SMAD3 and SMAD4 have a more dominant role than SMAD2 in TGFβ-induced chondrogenic differentiation of bone marrow-derived mesenchymal stem cells

To improve cartilage formation by bone marrow-derived mesenchymal stem cells (BMSCs), the signaling mechanism governing chondrogenic differentiation requires better understanding. We previously showed that the transforming growth factor-beta(TGF beta) receptor ALK5 is crucial for chondrogenesis induced by TGF beta. ALK5 phosphorylates SMAD2 and SMAD3 proteins, which then form complexes with SMAD4 to regulate gene transcription.
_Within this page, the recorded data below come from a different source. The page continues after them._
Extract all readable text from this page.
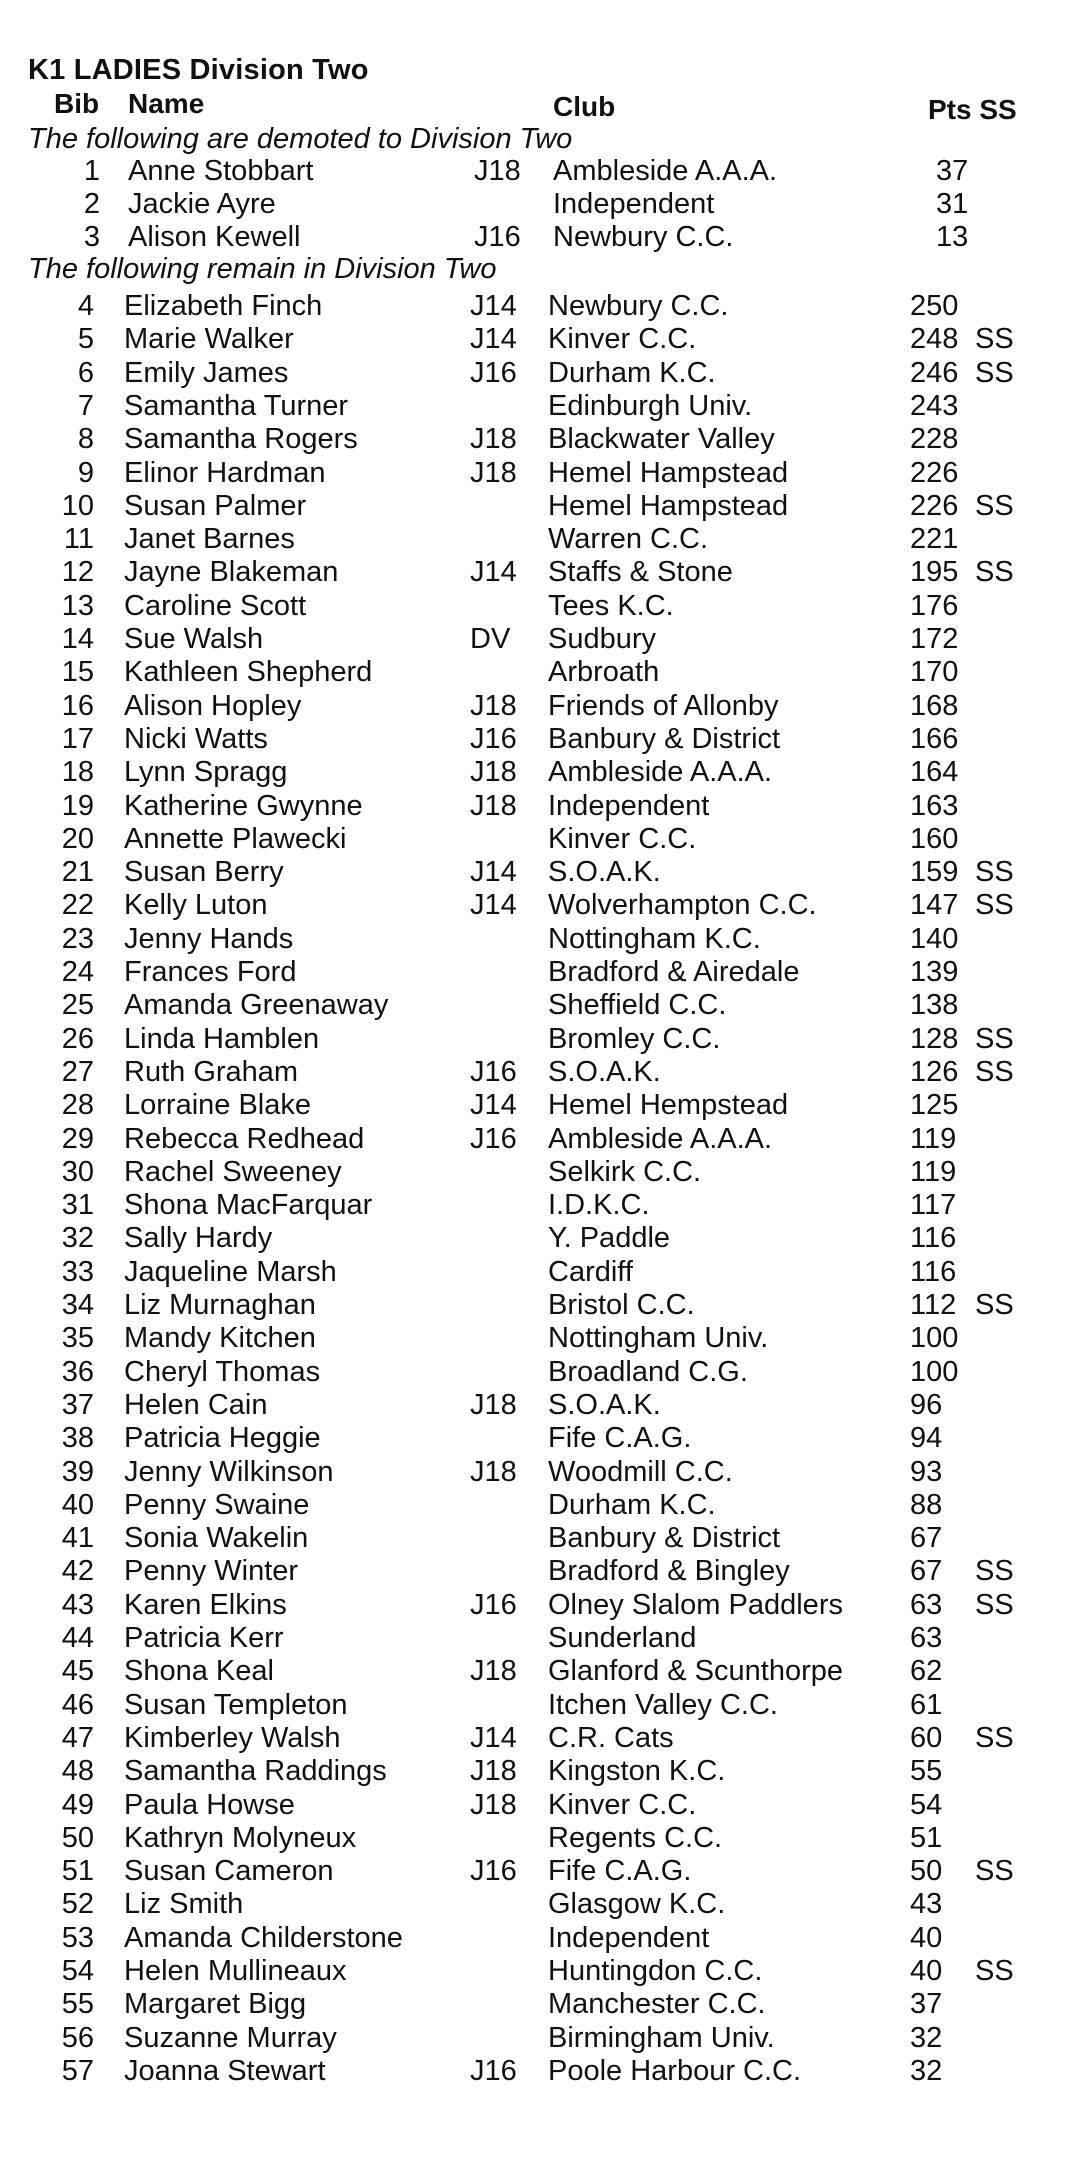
K1 LADIES Division Two
Bib Name	Club	Pts SS
The following are demoted to Division Two
1 Anne Stobbart	J18 Ambleside A.A.A.	37
2 Jackie Ayre	Independent	31
3 Alison Kewell	J16 Newbury C.C.	13
The following remain in Division Two
4 Elizabeth Finch	J14 Newbury C.C.	250
5 Marie Walker	J14 Kinver C.C.	248 SS
6 Emily James	J16 Durham K.C.	246 SS
7 Samantha Turner	Edinburgh Univ.	243
8 Samantha Rogers	J18 Blackwater Valley	228
9 Elinor Hardman	J18 Hemel Hampstead	226
10 Susan Palmer	Hemel Hampstead	226 SS
11 Janet Barnes	Warren C.C.	221
12 Jayne Blakeman	J14 Staffs & Stone	195 SS
13 Caroline Scott	Tees K.C.	176
14 Sue Walsh	DV Sudbury	172
15 Kathleen Shepherd	Arbroath	170
16 Alison Hopley	J18 Friends of Allonby	168
17 Nicki Watts	J16 Banbury & District	166
18 Lynn Spragg	J18 Ambleside A.A.A.	164
19 Katherine Gwynne	J18 Independent	163
20 Annette Plawecki	Kinver C.C.	160
21 Susan Berry	J14 S.O.A.K.	159 SS
22 Kelly Luton	J14 Wolverhampton C.C.	147 SS
23 Jenny Hands	Nottingham K.C.	140
24 Frances Ford	Bradford & Airedale	139
25 Amanda Greenaway	Sheffield C.C.	138
26 Linda Hamblen	Bromley C.C.	128 SS
27 Ruth Graham	J16 S.O.A.K.	126 SS
28 Lorraine Blake	J14 Hemel Hempstead	125
29 Rebecca Redhead	J16 Ambleside A.A.A.	119
30 Rachel Sweeney	Selkirk C.C.	119
31 Shona MacFarquar	I.D.K.C.	117
32 Sally Hardy	Y. Paddle	116
33 Jaqueline Marsh	Cardiff	116
34 Liz Murnaghan	Bristol C.C.	112 SS
35 Mandy Kitchen	Nottingham Univ.	100
36 Cheryl Thomas	Broadland C.G.	100
37 Helen Cain	J18 S.O.A.K.	96
38 Patricia Heggie	Fife C.A.G.	94
39 Jenny Wilkinson	J18 Woodmill C.C.	93
40 Penny Swaine	Durham K.C.	88
41 Sonia Wakelin	Banbury & District	67
42 Penny Winter	Bradford & Bingley	67 SS
43 Karen Elkins	J16 Olney Slalom Paddlers 63 SS
44 Patricia Kerr	Sunderland	63
45 Shona Keal	J18 Glanford & Scunthorpe 62
46 Susan Templeton	Itchen Valley C.C.	61
47 Kimberley Walsh	J14 C.R. Cats	60 SS
48 Samantha Raddings	J18 Kingston K.C.	55
49 Paula Howse	J18 Kinver C.C.	54
50 Kathryn Molyneux	Regents C.C.	51
51 Susan Cameron	J16 Fife C.A.G.	50 SS
52 Liz Smith	Glasgow K.C.	43
53 Amanda Childerstone	Independent	40
54 Helen Mullineaux	Huntingdon C.C.	40 SS
55 Margaret Bigg	Manchester C.C.	37
56 Suzanne Murray	Birmingham Univ.	32
57 Joanna Stewart	J16 Poole Harbour C.C.	32
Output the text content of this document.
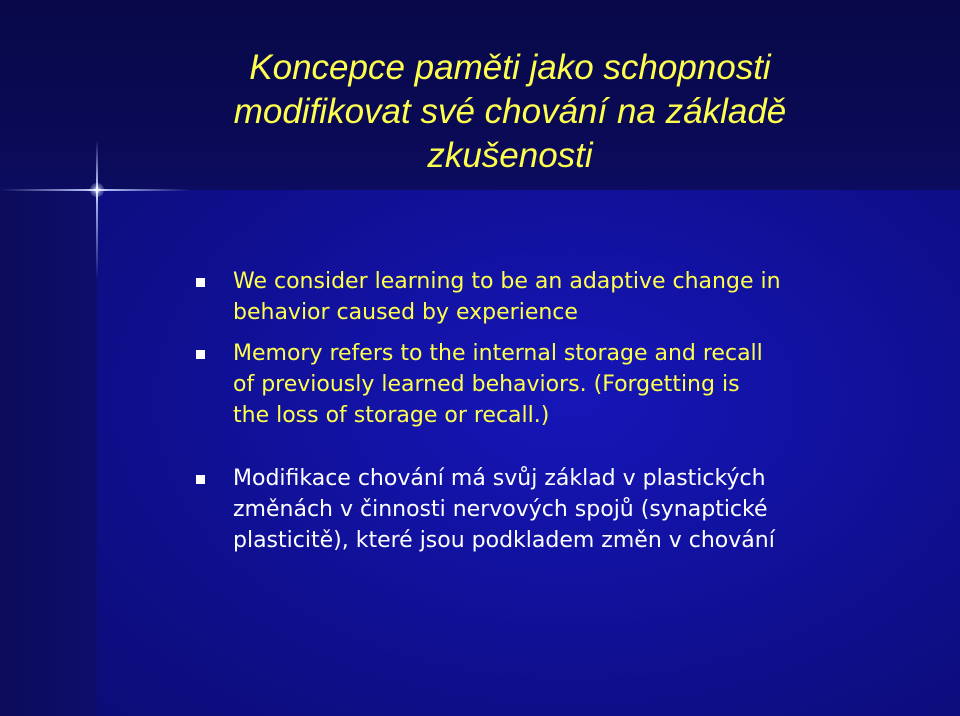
Koncepce paměti jako schopnosti
modifikovat své chování na základě
zkušenosti
We consider learning to be an adaptive change in
behavior caused by experience
Memory refers to the internal storage and recall
of previously learned behaviors. (Forgetting is
the loss of storage or recall.)
Modifikace chování má svůj základ v plastických
změnách v činnosti nervových spojů (synaptické
plasticitě), které jsou podkladem změn v chování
By modulating the expression of SMAD2, SMAD3 and SMAD4 in human BMSCs, we investigated their role in TGF beta-induced chondrogenesis. Activation of TGF beta signaling, represented by SMAD2 phosphorylation, was decreased by SMAD2 knockdown and highly increased by SMAD2 overexpression. Moreover, TGF beta signaling via the alternative SMAD1/5/9 pathway was strongly decreased by SMAD4 knockdown. TGF beta-induced chondrogenesis of human BMSCs was strongly inhibited by SMAD4 knockdown and only mildly inhibited by SMAD2 knockdown. Remarkably, both knockdown and overexpression of SMAD3 blocked chondrogenic differentiation. Chondrogenesis appears to rely on a delicate balance in the amount of SMAD3 and SMAD4 as it was not enhanced by SMAD4 overexpression and was inhibited by SMAD3 overexpression. Furthermore, this study reveals that TGF beta-activated phosphorylation of SMAD2 and SMAD1/5/9 depends on the abundance of SMAD4. Overall, our findings suggest a more dominant role for SMAD3 and SMAD4 than SMAD2 in TGF beta-induced chondrogenesis of human BMSCs.